国土交通省は28日、バスの運転者不足などへの対応として、2024年秋以降10路線程度を選定し、「完全キャッシュレスバス」の実証運行を実施すると発表した。

バスの運転者不足などを背景に、2023年度には減便の対象となった路線において、2割程度便数が減少。バスネットワークの維持が難しくなっている。こうした状況への対応として、完全キャッシュレスバスの本格的な検討を進める。

まずは、10路線程度において実証実験を行なう。対象となるのは、利用者が限定的な路線(空港・大学・企業輸送路線など)、外国人や観光客の利用が多い観光路線、キャッシュレス決済比率が高い路線など。

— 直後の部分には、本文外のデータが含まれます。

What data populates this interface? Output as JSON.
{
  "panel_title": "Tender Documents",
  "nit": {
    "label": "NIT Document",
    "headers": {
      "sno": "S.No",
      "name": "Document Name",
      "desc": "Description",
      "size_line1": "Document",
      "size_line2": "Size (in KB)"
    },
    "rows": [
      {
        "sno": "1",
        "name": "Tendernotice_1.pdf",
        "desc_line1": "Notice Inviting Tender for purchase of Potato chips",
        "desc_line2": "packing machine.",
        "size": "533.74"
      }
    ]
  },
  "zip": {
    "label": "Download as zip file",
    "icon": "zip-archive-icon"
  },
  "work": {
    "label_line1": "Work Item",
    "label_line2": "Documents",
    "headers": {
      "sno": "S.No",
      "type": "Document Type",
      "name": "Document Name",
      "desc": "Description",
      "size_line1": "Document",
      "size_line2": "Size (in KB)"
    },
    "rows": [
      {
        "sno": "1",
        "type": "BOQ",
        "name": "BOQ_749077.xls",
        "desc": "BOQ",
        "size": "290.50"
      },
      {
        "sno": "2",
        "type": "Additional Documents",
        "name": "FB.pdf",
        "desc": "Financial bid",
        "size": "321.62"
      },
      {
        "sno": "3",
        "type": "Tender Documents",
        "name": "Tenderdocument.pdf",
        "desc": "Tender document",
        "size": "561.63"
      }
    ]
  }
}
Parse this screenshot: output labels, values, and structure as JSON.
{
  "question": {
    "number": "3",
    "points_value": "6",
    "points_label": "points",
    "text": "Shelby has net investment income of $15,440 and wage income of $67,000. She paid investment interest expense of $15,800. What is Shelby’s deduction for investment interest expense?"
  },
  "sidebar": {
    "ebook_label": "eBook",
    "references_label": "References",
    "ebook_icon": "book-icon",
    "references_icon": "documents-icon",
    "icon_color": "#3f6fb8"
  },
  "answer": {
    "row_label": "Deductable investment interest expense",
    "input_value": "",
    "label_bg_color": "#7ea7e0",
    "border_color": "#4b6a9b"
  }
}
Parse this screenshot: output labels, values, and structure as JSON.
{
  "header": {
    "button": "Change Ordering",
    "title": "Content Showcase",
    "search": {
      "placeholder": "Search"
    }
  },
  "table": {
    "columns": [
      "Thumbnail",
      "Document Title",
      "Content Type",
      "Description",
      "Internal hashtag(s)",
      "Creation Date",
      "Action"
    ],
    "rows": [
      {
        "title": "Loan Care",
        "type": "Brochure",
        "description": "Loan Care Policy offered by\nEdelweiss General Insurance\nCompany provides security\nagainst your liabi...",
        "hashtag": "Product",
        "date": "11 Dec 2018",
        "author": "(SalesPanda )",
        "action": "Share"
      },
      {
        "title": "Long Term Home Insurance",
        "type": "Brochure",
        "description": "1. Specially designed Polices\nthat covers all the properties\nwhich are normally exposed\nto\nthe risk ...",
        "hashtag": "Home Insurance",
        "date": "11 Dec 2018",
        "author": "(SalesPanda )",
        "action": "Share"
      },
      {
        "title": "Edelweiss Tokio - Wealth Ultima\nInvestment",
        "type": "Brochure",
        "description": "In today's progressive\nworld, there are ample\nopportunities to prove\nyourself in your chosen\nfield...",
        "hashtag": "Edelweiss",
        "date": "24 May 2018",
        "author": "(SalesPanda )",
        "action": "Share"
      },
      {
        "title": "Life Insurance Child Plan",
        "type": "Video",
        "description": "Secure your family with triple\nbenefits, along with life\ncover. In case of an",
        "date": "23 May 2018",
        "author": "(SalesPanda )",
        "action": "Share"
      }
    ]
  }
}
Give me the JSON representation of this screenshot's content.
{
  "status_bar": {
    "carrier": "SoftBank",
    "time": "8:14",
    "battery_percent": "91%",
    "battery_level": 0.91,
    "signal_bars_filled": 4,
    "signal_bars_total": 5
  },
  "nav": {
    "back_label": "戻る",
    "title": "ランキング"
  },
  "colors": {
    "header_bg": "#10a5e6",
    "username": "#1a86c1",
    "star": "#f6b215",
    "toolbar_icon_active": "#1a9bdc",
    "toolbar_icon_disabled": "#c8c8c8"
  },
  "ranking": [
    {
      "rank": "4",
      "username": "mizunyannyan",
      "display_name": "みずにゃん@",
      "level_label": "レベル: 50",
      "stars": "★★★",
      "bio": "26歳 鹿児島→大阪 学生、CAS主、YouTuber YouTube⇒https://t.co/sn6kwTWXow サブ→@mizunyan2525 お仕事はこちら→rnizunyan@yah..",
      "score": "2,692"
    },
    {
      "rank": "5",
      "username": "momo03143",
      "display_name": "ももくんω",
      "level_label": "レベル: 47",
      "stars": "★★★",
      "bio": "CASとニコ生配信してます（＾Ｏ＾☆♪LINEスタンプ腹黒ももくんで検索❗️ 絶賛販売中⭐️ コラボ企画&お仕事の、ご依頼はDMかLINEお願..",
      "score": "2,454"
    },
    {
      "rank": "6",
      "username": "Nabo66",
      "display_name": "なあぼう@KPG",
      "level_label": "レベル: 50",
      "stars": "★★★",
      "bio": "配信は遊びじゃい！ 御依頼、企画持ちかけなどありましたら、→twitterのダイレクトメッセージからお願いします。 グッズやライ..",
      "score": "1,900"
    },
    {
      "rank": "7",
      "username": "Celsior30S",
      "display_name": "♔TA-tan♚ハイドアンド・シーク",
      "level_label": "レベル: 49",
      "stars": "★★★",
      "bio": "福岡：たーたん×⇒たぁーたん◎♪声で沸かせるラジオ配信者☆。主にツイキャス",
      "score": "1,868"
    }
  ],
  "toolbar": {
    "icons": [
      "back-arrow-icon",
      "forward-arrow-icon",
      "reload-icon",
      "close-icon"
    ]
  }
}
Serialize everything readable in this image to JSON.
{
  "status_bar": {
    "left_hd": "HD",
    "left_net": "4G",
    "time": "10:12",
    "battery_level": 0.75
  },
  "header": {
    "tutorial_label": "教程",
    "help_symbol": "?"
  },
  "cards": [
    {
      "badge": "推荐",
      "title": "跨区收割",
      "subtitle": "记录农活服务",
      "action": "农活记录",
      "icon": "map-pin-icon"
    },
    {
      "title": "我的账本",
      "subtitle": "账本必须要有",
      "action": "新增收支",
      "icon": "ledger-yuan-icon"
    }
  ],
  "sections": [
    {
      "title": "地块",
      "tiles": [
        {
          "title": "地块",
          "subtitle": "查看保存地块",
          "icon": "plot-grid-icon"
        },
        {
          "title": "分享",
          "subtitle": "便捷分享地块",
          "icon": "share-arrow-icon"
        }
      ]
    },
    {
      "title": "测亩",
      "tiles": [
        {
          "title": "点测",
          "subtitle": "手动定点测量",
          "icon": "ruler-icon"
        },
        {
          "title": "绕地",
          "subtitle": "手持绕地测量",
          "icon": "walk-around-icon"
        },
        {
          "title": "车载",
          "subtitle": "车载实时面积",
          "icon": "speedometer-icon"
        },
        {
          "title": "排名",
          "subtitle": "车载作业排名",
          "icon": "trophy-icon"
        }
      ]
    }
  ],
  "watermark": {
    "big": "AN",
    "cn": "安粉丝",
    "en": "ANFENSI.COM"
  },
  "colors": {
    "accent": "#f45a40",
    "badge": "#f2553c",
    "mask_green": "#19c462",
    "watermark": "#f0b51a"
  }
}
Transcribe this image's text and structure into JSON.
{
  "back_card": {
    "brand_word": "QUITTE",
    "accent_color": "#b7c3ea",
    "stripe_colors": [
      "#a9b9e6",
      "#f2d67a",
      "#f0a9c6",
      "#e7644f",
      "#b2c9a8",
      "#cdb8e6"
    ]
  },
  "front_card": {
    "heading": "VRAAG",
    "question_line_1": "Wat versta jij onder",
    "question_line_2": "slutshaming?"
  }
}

  • 利用者が限定的な路線(空港・大学・企業輸送路線など)
  • 外国人や観光客の利用が多い観光路線
  • 様々な利用者がいる生活路線で、キャッシュレス決済比率が高い路線
  • 自動運転など他の実証運行を同時に行なう路線

7~8月に候補路線の公募・選定・公表と完全キャッシュレスに向けた標準運送約款の改正、ガイドライン策定を実施。8月に利用者周知。11月ごろから運行を開始する。2025年3月ごろに検証結果を公表し、'25年4月以降はさらなる社会実験推進を目指す。

現金対応の負担解消へ環境整備

バスにおいては、現金を取り扱うことで、「路線バスの運賃箱の設置・更新・メンテナンス費用」「運転者等の業務負担や定時性の確保への影響」などが発生。新紙幣が発行される2024年以降は、運賃箱の更新などの事業者負担も発生する。こうした点を踏まえ、路線バス利用者に与える影響を考慮しながら、環境整備を進める。

バスのキャッシュレス環境は、相当程度整備されており、2022年度の主要なバス事業者における路線バス車内の現金決済比率は、全体で10%程度。現金決済比率が3%未満の事業者や1%未満の路線も存在している。今回の実証実験等で、利用者の理解情勢を進め、完全キャッシュレスバスを実現できる環境を整備していく。

国土交通省の資産によれば、主要バス事業者において完全キャッシュレスが実現した場合の経営改善効果は、約86.3億円/年、1,294億円/15年で、バス運転者の年間給与約1,905分に匹敵するという。